Supporters and opponents of MP3 discussed the problems of digital music technology last week on Capitol Hill.

Representatives of emusic.com and the Recording Industry Association of America described digital music technology to the 120-person audience and spent 90 minutes lobbing criticisms at each other.

The US Congress is not considering any legislation dealing in any way with digital music standards - either MP3 or SDMI - and neither side is asking the legislature to intervene.

A representative of The Forum on Technology and Innovation said it organized the briefing in response to frequent questions from congressional aides about what MP3 was.

Robert Kohn, chairman of MP3 distributor emusic.com, spent most of his time slamming technologies that restrict the redistribution of audio files. He singled out SDMI, saying it was a pain to use and promised to be as big a flop as Divx, the pay-per-use digital video disc format that failed earlier this year.

Hilary Rosen, president of the Recording Industry Association of America, said that SDMI was needed "to prevent the upload onto the Internet" of pirated songs. MP3, on the other hand, isn't up to snuff technologically, she said. "The sound quality isn't as good as it should be."

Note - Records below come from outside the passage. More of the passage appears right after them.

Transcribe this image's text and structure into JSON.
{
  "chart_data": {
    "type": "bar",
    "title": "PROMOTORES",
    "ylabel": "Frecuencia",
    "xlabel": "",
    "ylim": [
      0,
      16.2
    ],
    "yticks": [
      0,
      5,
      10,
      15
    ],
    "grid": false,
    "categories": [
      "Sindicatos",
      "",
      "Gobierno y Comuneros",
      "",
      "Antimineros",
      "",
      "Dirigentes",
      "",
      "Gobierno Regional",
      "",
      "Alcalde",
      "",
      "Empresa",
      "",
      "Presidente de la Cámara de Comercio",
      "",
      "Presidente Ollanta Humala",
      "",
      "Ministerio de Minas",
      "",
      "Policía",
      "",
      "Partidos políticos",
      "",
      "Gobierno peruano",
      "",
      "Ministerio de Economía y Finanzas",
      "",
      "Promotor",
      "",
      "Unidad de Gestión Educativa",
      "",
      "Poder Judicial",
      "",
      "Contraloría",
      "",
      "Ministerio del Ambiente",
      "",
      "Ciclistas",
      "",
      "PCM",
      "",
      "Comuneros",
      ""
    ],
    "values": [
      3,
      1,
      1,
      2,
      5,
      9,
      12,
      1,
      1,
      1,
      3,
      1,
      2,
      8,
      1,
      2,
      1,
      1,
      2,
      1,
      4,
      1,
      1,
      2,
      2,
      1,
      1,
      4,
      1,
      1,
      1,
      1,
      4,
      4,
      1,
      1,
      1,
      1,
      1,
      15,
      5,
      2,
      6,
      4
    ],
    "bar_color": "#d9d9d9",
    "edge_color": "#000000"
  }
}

RIAA launched the Secure Digital Music Initiative late last year to combat digital music piracy. Music publishers use SDMI-compliant devices to encode limits on content that restrict customers from copying or redistributing songs they have purchased. As Rosen told senators Wednesday, "The record industry is not afraid of the Internet. We are not afraid of piracy. And I don't think the MP3 phenomenon has been a terrible thing."